While one can certainly assume a position of skepticism vis-à-vis these abstract principles, one should still be cognizant of how intrinsically embedded Gestalt Theory has become in visual artistic expression of the past 100 years. Our relationship to design is often subconscious, part of our modern cultural heritage, and thus also a part of how we relate to color and shape in a broader sense.
2. Contrast and balance
The theories on visual language, or the parts of Gestalt Theory that can be applied to contemporary graphic design, are perhaps a bit too complex to make full justice in a brief blog post such as this. Therefore, it may be preferable to take a more simplified approach in the form of a simple recommendation.

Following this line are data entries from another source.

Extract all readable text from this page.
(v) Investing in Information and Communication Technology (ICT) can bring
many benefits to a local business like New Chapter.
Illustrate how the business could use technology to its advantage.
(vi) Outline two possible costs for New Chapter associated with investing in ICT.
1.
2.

When working with graphic design, it may be useful to imagine your work as a process aimed at achieving an ideal compromise between two extremes: contrast and balance. The idea is for the designer to be working iteratively at adjusting the design so that it at the same time carries a measure of contrast, so as to be clear and interesting, while also having a sufficient degree of balance, so as to be pleasing and harmonious.Too much contrast – for example in the size ratio between header and body text, the relationship between different colors or in the relationship between different textures – is generally perceptually disruptive and discordant. Unless this is the express ambition, working to reduce contrasts (i.e., reducing the difference between the sizes, colors or textures) to achieve a greater degree of balance between them would probably be preferable. Too much balance, however, is not good either. If your elements are too equal, too similar, then the design becomes static, unengaging and unclear. For instance: a text, whose different levels of headers are too close in size and emphasis, becomes very garbled and unstructured. A composition whose colors are too similar in hue will become flat and uninteresting. A magazine layout where columns are too similar in width and placement becomes repetitive and dull.
It may also be useful to think of design as an exercise in systematic repetition. After all, it is not always the case that graphic design is imbued in one single instant, in one inhalation. Quite often, the consumer of graphic design is taking in the contents of let´s say a web site or a brochure over an extended period of time, and is therefore exposed to the design over and over again, in a repetitive fashion, as time passes and he or she navigates through the content.
Therefore, consider the results of graphic design work as a visual sequence in which the elements are arranged in a certain graphic rhythm. Imagine, for example, a reader browsing through a magazine. Each new page he or she takes in represents a new pattern, where headlines, images, text and other graphic elements are repeated in an almost rhythmic fashion, with slight variations on a familiar theme.A page consisting solely of large chunks of text is not particularly exciting, and not particularly rhythmic. On the other hand, a page with lots of similar, smaller graphic elements creates a stressful, staccato-like visual rhythm that is not particularly pleasant. A page with well diversified elements, in terms of size, placement and emphasis, creates a softly repetitive rhythm that can be both pleasant and interesting on the other hand – much like the rhythm of music, or the cadence of poetry.